Depuis, bien sûr, la situation a changé. Les littératures romanesques libanaise et arabe se sont considérablement développées. Conformément au vœu de Jabra, elles mettent précisément en scène le devenir catastrophique de la région et de ses peuples. Et je crois donc que la question qui devrait être posée aujourd’hui est autre. Alors que le monde arabe vit des crises multiples, des horreurs liées aux dictatures et à leur violence, des désastres sociaux, économiques et écologiques, et offre ainsi, comme le souhaitait Jabra, des sujets terriblement romanesques aux écrivains, ce qu’il faudrait se demander, ce serait plutôt à quoi sert la littérature, à quoi sert de produire des textes alors qu’apparemment les priorités sont ailleurs. Et surtout quel impact a encore la littérature sur le devenir des humains en lutte pour leur existence.

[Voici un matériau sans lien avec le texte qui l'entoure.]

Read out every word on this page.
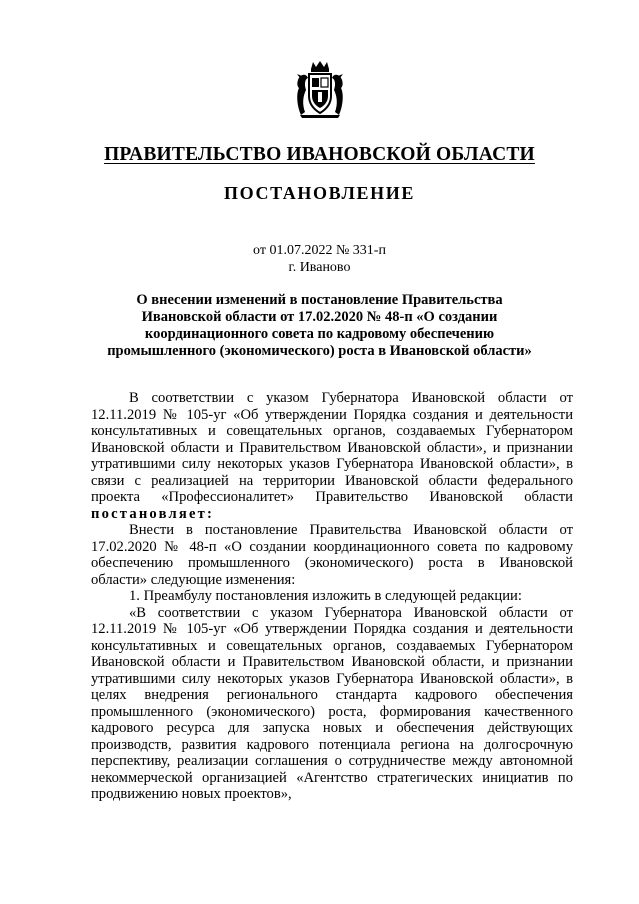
ПРАВИТЕЛЬСТВО ИВАНОВСКОЙ ОБЛАСТИ
ПОСТАНОВЛЕНИЕ
от 01.07.2022 № 331-п
г. Иваново
О внесении изменений в постановление Правительства
Ивановской области от 17.02.2020 № 48-п «О создании
координационного совета по кадровому обеспечению
промышленного (экономического) роста в Ивановской области»

В соответствии с указом Губернатора Ивановской области от 12.11.2019 № 105-уг «Об утверждении Порядка создания и деятельности консультативных и совещательных органов, создаваемых Губернатором Ивановской области и Правительством Ивановской области», и признании утратившими силу некоторых указов Губернатора Ивановской области», в связи с реализацией на территории Ивановской области федерального проекта «Профессионалитет» Правительство Ивановской области постановляет:

Внести в постановление Правительства Ивановской области от 17.02.2020 № 48-п «О создании координационного совета по кадровому обеспечению промышленного (экономического) роста в Ивановской области» следующие изменения:

1. Преамбулу постановления изложить в следующей редакции:

«В соответствии с указом Губернатора Ивановской области от 12.11.2019 № 105-уг «Об утверждении Порядка создания и деятельности консультативных и совещательных органов, создаваемых Губернатором Ивановской области и Правительством Ивановской области, и признании утратившими силу некоторых указов Губернатора Ивановской области», в целях внедрения регионального стандарта кадрового обеспечения промышленного (экономического) роста, формирования качественного кадрового ресурса для запуска новых и обеспечения действующих производств, развития кадрового потенциала региона на долгосрочную перспективу, реализации соглашения о сотрудничестве между автономной некоммерческой организацией «Агентство стратегических инициатив по продвижению новых проектов»,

Or cette question revient toujours à s’interroger sur les raisons d’être de la littérature et sur sa finalité depuis qu’elle existe. Si l’on ne peut nier l’efficacité de certains textes littéraires dans ce que l’on appelle communément l’évasion ou la quête de sensations, et s’il est indubitable que la littérature, à l’instar de la musique, de la peinture ou de l’art en général, procure plaisir et émotions esthétiques, il reste que ses fonctions sont autres, et elles sont nombreuses. La littérature est essentielle dans la constitution de l’imaginaire humain et la mise en ordre du monde, afin de rendre ce dernier habitable. Elle a aussi longtemps servi aux peuples à se définir et à fixer leur identité, ce qui aura conduit, pour le meilleur et parfois pour le pire, à l’élaboration des imaginaires nationaux qui ont accompagné durant des siècles la formation des nations modernes. Mais bien au-delà de tout cela, et si l’on convient que l’homme est toujours face au monde dans une posture interrogative, la littérature est le lieu privilégié où se formulent ses questionnements. Il n’est pas une œuvre littéraire qui ne pose l’énigme de notre présence sur terre, qui ne tente de répondre aux problèmes de notre condition humaine, sociale et individuelle ou qui ne cherche à relire et à réinterpréter le passé ou la marche opaque et erratique de l’Histoire.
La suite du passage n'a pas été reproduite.